Honorem: Three Seasons at Black Forest Farm
Karin Giusti's Memorial to First Responders
By: Adam Zucker - Oct 23, 2015
On September 11th, 2001, the citizens of New York City responded with resilience and courage, helping our city and fellow citizens through one of the great tragedy’s of modern history. Among those who lifted up the city by being there on the front line were the first responder emergency workers. These workers included (but not limited to) firefighters, EMS, and police officers. These heroes, in some cases, gave up their lives to save the lives of others. Many of the surviving first responders are suffering from lingering long-term health conditions.
Recently members of congress failed to uphold the Zadroga 9/11 Health and Compensation Act, which would have continued to provide health care and support to those first responders as well as anyone who was affected by being in proximity to Ground Zero.
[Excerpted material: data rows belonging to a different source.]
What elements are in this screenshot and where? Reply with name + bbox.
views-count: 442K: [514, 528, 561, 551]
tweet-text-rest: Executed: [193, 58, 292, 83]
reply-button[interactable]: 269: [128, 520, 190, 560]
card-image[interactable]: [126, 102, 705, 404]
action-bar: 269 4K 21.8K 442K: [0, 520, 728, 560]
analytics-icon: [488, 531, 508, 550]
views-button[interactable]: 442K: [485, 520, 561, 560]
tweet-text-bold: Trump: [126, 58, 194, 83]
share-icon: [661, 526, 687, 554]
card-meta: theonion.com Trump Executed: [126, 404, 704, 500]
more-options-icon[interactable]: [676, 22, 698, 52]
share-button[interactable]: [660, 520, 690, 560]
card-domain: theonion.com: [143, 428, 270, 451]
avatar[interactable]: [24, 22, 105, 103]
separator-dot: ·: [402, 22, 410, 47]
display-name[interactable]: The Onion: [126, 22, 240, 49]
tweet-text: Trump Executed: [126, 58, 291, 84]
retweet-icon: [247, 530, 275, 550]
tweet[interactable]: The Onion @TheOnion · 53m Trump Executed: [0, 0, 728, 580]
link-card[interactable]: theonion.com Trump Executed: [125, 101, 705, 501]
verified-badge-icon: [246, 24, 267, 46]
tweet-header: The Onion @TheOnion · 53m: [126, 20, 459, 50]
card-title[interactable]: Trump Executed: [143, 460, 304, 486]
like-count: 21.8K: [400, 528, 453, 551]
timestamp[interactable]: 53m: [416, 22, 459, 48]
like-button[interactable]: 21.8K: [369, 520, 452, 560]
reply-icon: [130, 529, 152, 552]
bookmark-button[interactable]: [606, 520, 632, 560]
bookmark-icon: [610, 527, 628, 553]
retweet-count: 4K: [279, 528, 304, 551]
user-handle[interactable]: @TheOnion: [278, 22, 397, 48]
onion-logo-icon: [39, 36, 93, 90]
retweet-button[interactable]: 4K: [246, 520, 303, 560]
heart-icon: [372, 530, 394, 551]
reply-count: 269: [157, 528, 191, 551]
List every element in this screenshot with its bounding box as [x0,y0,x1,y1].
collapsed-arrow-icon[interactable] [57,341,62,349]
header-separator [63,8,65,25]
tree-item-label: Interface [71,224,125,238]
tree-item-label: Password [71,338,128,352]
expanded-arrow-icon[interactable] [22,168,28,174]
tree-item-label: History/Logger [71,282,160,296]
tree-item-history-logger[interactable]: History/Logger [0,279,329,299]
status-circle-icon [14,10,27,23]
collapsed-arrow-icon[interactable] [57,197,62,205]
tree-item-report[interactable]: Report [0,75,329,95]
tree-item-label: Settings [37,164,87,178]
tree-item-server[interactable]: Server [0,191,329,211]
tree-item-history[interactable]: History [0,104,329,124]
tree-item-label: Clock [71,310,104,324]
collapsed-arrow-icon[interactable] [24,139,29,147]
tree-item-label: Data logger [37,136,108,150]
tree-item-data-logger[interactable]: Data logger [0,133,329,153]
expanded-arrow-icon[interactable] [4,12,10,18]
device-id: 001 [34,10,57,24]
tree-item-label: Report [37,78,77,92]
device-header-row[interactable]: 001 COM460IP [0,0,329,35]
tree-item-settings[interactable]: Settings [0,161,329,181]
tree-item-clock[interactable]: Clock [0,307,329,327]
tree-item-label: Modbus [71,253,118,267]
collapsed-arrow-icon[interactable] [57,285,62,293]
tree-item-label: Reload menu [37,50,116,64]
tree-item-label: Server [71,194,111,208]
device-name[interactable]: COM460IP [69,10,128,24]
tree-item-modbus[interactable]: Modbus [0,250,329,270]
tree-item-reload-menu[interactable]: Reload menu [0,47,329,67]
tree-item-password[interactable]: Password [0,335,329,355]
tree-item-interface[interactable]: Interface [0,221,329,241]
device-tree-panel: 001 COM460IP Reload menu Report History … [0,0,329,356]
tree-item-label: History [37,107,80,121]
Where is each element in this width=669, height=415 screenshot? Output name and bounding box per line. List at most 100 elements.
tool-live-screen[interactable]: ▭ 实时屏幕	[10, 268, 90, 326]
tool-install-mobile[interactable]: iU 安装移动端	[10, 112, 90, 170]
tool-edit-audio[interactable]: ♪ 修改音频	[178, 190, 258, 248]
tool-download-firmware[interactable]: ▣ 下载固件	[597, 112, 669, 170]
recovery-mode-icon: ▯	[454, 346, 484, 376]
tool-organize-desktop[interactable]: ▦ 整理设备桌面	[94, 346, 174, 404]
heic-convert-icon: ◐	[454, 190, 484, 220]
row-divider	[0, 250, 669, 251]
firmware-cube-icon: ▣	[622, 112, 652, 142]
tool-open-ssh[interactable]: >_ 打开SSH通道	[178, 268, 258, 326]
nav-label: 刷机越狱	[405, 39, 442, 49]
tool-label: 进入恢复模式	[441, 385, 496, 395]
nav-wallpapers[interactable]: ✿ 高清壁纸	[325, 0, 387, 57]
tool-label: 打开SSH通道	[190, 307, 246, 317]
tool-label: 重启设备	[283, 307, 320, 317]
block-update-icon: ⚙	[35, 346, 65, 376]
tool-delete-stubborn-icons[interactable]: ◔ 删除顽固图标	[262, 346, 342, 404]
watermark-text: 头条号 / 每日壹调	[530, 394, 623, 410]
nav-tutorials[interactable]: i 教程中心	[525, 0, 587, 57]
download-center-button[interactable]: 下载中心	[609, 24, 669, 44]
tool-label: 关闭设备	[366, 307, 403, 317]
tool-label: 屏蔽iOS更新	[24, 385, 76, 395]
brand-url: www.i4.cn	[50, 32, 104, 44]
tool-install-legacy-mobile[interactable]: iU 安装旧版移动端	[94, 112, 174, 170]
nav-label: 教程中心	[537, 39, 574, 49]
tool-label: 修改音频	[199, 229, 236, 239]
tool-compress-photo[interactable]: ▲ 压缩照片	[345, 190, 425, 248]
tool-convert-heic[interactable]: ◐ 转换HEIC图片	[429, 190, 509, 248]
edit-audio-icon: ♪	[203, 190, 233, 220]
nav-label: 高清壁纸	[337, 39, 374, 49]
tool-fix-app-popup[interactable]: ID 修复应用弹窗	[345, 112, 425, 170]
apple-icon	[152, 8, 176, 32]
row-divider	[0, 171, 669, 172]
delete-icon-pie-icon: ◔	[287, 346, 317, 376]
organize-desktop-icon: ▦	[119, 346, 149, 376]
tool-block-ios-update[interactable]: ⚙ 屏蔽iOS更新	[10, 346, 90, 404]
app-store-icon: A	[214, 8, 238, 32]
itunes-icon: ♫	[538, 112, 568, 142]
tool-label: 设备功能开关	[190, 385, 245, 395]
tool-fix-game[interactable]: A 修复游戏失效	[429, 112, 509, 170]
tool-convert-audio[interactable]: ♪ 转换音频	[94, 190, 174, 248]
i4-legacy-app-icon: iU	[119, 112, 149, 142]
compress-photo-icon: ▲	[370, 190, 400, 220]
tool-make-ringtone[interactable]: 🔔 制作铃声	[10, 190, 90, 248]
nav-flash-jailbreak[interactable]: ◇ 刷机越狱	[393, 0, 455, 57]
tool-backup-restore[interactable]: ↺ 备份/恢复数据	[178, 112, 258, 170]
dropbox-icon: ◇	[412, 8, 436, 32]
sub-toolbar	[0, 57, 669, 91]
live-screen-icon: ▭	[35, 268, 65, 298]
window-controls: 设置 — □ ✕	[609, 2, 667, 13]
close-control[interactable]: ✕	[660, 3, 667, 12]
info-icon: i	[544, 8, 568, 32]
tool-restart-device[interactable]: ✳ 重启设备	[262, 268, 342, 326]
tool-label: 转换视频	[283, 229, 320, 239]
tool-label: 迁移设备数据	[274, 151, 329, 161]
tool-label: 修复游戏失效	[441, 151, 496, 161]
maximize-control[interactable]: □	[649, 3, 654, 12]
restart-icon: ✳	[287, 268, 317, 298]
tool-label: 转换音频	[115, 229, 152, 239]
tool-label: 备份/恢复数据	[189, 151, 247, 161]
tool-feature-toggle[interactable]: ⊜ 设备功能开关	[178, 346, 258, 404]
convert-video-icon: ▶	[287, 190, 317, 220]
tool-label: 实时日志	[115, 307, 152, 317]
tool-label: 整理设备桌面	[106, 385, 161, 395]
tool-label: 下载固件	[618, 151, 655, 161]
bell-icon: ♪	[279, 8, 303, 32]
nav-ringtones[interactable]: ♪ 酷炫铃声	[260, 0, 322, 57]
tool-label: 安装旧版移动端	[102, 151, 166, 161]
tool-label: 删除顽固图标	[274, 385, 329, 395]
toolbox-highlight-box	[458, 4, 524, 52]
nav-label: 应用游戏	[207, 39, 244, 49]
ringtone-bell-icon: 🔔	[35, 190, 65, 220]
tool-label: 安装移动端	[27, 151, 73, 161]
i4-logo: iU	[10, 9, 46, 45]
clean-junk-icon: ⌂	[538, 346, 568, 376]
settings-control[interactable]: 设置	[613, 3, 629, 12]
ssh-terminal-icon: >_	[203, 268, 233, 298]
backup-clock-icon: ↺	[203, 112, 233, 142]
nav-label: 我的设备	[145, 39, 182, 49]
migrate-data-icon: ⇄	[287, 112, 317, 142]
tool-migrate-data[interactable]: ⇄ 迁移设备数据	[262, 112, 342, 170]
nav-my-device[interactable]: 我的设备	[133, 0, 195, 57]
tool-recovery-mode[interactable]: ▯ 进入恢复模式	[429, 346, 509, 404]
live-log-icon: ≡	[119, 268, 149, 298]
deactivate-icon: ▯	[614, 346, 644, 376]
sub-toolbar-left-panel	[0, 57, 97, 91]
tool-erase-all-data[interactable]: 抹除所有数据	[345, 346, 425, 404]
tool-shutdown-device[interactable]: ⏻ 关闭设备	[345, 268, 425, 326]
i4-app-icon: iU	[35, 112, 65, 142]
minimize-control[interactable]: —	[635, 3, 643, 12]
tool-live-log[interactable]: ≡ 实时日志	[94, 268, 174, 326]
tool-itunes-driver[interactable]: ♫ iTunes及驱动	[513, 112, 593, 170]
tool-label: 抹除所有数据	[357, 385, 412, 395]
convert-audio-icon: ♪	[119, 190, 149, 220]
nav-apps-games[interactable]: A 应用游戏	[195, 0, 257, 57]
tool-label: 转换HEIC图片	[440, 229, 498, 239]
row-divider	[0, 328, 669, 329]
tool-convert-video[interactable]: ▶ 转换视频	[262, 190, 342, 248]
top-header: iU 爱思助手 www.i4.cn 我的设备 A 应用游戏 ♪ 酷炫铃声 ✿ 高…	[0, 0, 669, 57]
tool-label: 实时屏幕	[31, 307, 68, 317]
It is a farce that those elected to serve and protect the American people would let down the American heroes, who selflessly sacrificed everything that day. It is sadly ironic that these representatives vowed that they’d “Never Forget” September 11th, 2001, yet have clearly forgotten the true patriots from that fateful day.
Artist Karin Giusti’s partner was a 9/11 first responder, and the events of September 11th had both a profound affect on her life and . Stephen G. Schwarz was a member of the New York City Fire Department and helped with the recovery effort in the critical days following the attacks. Stephen ultimately would succumb to illnesses related to his heroism working inside the collapsed buildings.
For six years Stephen and Karin lived on a bucolic farm in Upstate New York until Stephen’s untimely death in 2010 at the age of 49. Giusti’s current solo exhibition at the Brooklyn nonprofit artspace Smack Mellon is a poignant memorial to Stephen. The exhibition incorporates photography in the round to create awe-inspiring sculptures that envelop and illuminate the galleries large cylindrical columns. Honorem: Three Seasons at Black Forest Farm, is intended to be in tradition of artistic monuments such as Saint Gardens’ tomb sculpture for Clover Adams and Maya Lin’s Vietnam War Memorial.
The piece allows for viewers to contemplate emotion and grief by creating a psychological landscape that is a terrain frozen in space and time. Giusti started photographing the farm shortly before Stephen’s death and continued after he passed away. She started with her feet working her way up the trees and sky and then down to the ground again. She stitched together the photographs resulting in a journal of sorts, realizing that there were connections where her body collided with the landscape and then seemed to disappear.
Each pillar projects a different seasonal landscape, which becomes a metaphor for the transition between grief and catharsis. Adding to the multi-dimensionality of the piece is a looped soundscape that Giusti recorded on the farm. The sound of birds chirping, wind blowing, and Stephen chopping wood helps our experience transcend beyond the gallery walls. The piece excels in its subtlety, the only evidence of Giusti and Stephen exists in Giusti's shadow within the sculptural columns and the sounds of Stephen chopping wood.
How to honor the dead and express the universal passage of sorrow to acceptance are issues that have preoccupied Giusti since Stephen’s passing. The work has become a cathartic process for Giusti to be able to work once more inside the studio after a period of grief and reflection. Another resulting occupation for Giusti was the scientific study of M theory and how it alludes to, as MIT theorist Max Tegmark stated, “our lives being ingrained in space time.” This statement reverberates around the installation, where the enclosed space is not for living organisms but for memory alone.
Giusti stated that "My physical presence seems to implode upon itself and float like a craft, my hair turning to vapors." Her sense of time became altered by loss. When she returned to her studio and examined the raw photographs she began to stitch them together and she made a profound connection to String Theory. The resulting photographs appear as kaleidoscopic membranes in an all-encompassing moment.
The artist and Smack Mellon will dovetail her installation in honor of Stephen with an information dissemination campaign to restore health to first responders. The #BringItHome campaign, on Sunday, November 8th, from 3 to 6 pm will encourage people to contact family and friends outside of the tri-state area and ask them to write to their representatives encouraging them to sign on to sponsor the Zadroga Act bill and get it passed.
Honorem: Three Seasons at Black Forest Farm is on view through December 13, 2015 at Smack Mellon, 92 Plymouth Street, Brooklyn NY.